Oculus Quest | Meta Quest 2

Will have to see how that goes. I haven't gotten a Quest 2 mostly because Facebook won't allow me to create an account without a valid phone number. And I don't want to have my phone number available through a Facebook account. Obviously I don't mind if the company has my phone number (I do have an Oculus account after all), but I don't want my phone number to be associated with a social media account.

Regards,
SB
 
Is that better, worse or the same?
Can we be 100% anonymous in their meta-verse?
No idea. I initially posted that guess as to what will replace the Facebook requirement. No idea if that will even happen, so can't say.

It will take at least a decade of any Zuckerberg company absolutely doing what's right for consumers before I will trust them with anything.

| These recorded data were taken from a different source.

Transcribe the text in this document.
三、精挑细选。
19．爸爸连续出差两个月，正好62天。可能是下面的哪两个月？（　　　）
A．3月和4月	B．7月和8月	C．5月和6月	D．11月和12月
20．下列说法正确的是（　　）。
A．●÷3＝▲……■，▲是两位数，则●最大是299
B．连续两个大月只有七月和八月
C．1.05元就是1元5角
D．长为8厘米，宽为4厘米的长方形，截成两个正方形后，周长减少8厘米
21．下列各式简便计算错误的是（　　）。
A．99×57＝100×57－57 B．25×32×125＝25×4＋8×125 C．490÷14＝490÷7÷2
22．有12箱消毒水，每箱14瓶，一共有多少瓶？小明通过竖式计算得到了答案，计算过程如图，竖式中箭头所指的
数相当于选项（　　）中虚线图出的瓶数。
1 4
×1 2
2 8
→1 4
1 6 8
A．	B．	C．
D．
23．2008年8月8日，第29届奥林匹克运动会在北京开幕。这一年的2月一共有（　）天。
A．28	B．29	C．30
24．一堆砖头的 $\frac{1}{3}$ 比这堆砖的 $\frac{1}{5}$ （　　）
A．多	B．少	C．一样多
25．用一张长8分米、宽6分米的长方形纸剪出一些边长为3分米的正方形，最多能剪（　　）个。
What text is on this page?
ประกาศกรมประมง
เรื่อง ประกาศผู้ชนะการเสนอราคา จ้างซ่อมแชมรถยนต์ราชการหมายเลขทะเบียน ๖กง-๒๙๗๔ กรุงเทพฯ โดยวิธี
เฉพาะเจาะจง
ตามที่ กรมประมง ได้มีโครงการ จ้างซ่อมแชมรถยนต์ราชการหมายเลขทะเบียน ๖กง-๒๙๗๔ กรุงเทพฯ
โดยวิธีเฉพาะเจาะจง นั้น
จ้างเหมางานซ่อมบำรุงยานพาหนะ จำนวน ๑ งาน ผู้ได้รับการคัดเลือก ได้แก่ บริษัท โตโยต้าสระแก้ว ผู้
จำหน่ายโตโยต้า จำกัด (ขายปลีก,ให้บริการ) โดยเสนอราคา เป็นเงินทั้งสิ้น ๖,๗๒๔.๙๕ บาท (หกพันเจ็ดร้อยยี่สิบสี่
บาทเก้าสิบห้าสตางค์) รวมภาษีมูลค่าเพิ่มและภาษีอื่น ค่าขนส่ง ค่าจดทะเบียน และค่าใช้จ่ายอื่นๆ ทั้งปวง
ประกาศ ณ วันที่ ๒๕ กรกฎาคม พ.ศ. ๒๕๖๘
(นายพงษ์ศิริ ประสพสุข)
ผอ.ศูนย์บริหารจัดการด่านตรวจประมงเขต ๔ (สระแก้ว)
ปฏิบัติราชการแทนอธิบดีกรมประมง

Maybe this is a start, but I'm doubtful.
 
And replaced with Meta-verse Login requirement...
Yeah, realistically the ONLY reason I don't have an Oculus 2 is because, frankly, Facebook (or Meta, or basically whatever business front ZuckerBoig is running next) can straight get Effed in the A. Despite the comparitive shortcomings, I still enjoy my Oculus original which I've purposefully cut off from the internet so it can't upgrade to start forcing a logon requirement. Works fine for my singular use case: the Virtual Desktop app for streaming my Steam library to the headset across my internal network.
 

Looking at that reminds me of something else that VR headset makers need to address. Controller polling/sampling rate and accuracy. Watching people manipulate objects always looks like watching someone with Parkinson's disease or cerebral palsy. :p It's also something I notice myself when using my Quest headset. I can hold a real life broomstick out in front of me more steadily than I can anything in VR.

Regards,
SB
 
So a DLSS-like way of upscaling in the time domain rather than the visual domain -- using AI for interpolating frames rather than interpolating screen space. They both end up using a low resolution input combined with motion vector data to estimate / interpolate / fill whichever gap needs it.

Quest's warp tech thingie looks somewhat similar to Motion-Compensated Frame Interpolation Using Cellular Automata-Based Motion Vector Smoothing (hindawi.com)

Because both techonlogies (seem to) use the same raw data inputs, I wonder if a DLSS-like render upscaling could also be applied with good effect using some of that "reserved" hardware in the Quest 2. Imagine the performance benefits of not only having to render at half framerate, but also at only 2/3rds native resolution? Rough napkin math says that's arguably a net gain of ~160% (30% for less render space, with a compounding interest doubling of performance for only needing half the framerate!)

Anyway, just talking out loud. Interesting tech regardless. Makes me wonder if NVIDIA has something like this in the wings for a future driver update...
 
It sounds like motion / asynchronous reprojection. Which is a fascinating tech and definitely reduces GPU load, but it has some downsides to it like ghosting when you turn your head.